David Merrill wrote:
> On Mon, Dec 11, 2000 at 09:32:49AM +0100, Stein Gjoen wrote:

> > Since SGML is supposed to help authors follow a strict grammar, why not
> > use it to the fullest here? How about something like this:
> > <date>
> >  <year>2000</year>
> >  <month>12</month>
> >  <date>11</date>
> > </date>
> >
> > or
> >
> > <date>
> >  <year>2000</year>
> >  <week>49</week>
> > </date>
> >
> > If you are used to SGML the added verbosity should not be a problem.
> > This then also simplifies date reformatting into style used in other
> > countries.
> Are you talking docbook or linuxdoc here?

I was thinking of both.

> Either way, it seems to me that using ISO dates (YYYY-MM-DD)
> accomplishes the same thing with less complexity. If we were just now
> designing db, I *might* agree with you. But there has to be a pretty
> clear benefit to making a change of this type to an existing standard,
> and I don't see one.

It would seem to me that verifying correct date format with sgmlcheck
or equivalent is simpler the way I suggested it. Also it forces the
author to keep the problem in mind while converters can format using
locale settings to a more familiar formats for reading.

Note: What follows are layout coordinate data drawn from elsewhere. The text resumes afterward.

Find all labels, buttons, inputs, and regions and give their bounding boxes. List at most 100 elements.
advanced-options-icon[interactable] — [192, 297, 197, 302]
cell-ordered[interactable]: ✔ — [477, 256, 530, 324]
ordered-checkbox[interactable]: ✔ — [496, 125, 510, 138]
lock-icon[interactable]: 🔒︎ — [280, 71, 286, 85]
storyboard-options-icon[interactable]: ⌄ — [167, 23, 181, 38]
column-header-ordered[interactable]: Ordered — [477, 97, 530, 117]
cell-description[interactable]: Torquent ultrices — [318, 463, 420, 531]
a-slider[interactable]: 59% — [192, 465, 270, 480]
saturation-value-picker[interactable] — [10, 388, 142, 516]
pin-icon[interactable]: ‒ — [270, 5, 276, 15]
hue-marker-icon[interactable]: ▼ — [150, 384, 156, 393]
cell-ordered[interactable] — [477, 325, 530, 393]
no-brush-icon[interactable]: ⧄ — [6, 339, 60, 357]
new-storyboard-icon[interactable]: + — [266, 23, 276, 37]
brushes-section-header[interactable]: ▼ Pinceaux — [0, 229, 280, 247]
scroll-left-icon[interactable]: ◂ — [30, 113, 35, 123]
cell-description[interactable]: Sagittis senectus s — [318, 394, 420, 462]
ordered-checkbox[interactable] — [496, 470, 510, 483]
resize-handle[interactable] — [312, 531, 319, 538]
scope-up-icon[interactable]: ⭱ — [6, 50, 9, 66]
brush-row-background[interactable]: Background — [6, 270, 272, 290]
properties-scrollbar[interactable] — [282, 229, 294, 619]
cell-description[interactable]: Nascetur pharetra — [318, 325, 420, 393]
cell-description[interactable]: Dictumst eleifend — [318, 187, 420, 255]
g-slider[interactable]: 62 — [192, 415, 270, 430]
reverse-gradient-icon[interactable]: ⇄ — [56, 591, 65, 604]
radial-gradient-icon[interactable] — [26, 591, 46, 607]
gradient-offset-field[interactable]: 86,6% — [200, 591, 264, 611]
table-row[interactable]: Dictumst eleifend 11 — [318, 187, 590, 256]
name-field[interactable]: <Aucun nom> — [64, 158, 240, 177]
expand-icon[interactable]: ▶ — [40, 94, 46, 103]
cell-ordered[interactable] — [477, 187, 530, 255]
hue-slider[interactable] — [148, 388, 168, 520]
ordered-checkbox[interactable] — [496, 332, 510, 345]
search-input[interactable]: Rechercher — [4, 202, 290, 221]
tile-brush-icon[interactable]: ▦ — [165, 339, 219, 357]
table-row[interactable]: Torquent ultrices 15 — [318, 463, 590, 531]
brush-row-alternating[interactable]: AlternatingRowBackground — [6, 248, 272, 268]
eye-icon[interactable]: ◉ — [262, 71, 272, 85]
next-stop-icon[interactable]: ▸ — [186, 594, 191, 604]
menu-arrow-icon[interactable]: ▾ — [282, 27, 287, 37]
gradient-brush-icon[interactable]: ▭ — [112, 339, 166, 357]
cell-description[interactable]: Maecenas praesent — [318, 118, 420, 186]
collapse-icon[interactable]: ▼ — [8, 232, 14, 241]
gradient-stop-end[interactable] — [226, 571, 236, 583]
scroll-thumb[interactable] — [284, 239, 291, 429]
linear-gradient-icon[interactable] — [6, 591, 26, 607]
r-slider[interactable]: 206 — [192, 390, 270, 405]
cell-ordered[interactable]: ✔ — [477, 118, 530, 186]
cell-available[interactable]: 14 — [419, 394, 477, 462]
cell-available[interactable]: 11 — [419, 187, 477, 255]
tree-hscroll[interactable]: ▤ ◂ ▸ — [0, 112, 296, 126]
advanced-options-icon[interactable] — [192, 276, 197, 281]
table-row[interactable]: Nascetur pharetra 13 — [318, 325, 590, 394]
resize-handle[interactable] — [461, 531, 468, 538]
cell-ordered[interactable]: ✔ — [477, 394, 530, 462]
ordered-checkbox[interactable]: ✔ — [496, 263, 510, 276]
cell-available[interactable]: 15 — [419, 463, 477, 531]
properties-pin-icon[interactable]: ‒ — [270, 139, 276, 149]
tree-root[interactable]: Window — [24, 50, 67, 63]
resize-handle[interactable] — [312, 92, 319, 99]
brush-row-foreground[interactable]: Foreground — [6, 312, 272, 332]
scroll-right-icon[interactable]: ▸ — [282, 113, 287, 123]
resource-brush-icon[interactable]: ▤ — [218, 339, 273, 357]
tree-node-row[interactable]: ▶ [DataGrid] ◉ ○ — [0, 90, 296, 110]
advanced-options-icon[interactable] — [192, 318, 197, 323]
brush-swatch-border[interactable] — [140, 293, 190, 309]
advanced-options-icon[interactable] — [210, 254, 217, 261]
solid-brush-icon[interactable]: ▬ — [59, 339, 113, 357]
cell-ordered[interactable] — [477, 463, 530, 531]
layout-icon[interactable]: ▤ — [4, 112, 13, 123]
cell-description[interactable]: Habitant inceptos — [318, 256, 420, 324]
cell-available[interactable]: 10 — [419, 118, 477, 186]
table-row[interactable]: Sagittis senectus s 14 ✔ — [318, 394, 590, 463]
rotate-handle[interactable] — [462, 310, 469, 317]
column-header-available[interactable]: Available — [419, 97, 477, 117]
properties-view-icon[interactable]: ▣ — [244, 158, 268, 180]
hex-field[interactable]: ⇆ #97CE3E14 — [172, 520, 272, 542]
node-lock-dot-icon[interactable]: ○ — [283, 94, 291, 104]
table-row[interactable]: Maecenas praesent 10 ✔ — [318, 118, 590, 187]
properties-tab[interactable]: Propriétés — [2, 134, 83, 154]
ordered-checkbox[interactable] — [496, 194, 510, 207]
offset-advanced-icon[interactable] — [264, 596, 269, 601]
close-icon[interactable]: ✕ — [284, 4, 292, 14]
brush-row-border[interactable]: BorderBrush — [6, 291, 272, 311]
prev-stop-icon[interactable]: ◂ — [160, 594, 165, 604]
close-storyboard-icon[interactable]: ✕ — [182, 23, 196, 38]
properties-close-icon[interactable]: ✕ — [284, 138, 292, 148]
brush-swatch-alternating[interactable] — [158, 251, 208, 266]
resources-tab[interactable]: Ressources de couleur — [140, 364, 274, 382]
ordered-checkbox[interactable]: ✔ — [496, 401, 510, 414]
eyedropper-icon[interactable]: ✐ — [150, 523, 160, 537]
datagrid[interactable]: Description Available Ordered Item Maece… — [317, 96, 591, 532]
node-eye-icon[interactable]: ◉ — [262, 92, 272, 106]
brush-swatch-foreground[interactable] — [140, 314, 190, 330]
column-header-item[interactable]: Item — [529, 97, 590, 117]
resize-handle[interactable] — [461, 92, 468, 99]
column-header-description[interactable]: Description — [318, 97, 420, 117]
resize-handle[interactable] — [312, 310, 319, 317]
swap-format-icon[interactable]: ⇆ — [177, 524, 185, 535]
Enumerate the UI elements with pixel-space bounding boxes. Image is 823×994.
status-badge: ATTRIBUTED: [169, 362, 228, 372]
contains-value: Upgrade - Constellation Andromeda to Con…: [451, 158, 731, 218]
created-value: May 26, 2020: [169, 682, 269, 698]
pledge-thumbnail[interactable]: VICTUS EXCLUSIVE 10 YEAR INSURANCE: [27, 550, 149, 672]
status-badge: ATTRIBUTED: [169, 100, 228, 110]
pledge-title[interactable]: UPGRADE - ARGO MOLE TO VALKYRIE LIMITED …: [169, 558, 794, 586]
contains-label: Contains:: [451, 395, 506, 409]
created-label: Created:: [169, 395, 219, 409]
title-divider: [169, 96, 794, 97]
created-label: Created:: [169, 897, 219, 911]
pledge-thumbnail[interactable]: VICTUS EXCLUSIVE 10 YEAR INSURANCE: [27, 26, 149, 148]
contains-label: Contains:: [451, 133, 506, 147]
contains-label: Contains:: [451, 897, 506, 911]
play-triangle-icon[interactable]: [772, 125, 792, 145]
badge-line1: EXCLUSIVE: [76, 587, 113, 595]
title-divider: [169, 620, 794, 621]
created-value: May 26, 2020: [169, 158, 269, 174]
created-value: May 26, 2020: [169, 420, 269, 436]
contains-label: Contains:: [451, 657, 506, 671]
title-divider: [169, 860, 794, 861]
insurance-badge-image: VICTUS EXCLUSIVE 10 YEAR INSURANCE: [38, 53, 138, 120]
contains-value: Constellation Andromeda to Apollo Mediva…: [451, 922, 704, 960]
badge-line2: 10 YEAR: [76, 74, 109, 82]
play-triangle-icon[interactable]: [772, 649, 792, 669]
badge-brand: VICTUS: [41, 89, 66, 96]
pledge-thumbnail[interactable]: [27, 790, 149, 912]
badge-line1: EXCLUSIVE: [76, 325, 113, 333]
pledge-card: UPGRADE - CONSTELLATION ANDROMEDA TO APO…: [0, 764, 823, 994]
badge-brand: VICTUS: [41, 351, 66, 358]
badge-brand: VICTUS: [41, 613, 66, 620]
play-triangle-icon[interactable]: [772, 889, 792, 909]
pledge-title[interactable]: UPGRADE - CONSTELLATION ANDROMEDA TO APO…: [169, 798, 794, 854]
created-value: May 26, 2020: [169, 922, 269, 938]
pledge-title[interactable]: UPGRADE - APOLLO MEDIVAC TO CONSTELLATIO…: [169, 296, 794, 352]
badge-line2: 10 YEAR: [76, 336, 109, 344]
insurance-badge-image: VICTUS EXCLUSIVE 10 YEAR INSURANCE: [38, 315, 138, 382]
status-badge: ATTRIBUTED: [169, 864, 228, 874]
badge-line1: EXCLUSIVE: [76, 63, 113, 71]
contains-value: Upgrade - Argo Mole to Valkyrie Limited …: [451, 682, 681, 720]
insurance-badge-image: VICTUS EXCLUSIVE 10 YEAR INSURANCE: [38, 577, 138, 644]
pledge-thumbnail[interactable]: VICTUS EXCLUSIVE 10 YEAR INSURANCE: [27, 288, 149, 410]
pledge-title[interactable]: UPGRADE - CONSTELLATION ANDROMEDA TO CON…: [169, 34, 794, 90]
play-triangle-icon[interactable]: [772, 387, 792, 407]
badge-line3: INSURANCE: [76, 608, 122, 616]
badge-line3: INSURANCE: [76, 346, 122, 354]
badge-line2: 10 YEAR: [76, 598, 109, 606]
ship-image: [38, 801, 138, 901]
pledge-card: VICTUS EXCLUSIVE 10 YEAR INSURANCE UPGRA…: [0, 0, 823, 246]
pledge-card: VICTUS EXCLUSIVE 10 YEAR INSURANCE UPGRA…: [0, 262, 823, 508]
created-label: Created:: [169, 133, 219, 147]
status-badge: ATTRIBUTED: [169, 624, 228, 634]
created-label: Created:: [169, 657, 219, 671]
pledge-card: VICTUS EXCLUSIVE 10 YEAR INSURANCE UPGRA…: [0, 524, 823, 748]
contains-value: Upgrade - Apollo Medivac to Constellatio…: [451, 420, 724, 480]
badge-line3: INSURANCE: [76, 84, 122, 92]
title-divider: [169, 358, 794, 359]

Time/date can be presented in a number of ways and stated with a
great range of precision. Having lived in countries that present
dates as MM-DD-YYYY, DD-MM-YYYY and YYYY-MM-DD I can see the
benefits of forcing the author here.

Trivia2: in Japan year is occationally stated as the year of the
emperor's reign.
</date> (Am I Close??)

Trivia2b: I have heard that in England some kind of legal documents
are dated by the year of the regent.
 <regent type="Queen" issue="II">Elisabeth</regent>
</date> (Definitely not quite correct here)

Well, that is enough merriment from me on a Monday morning.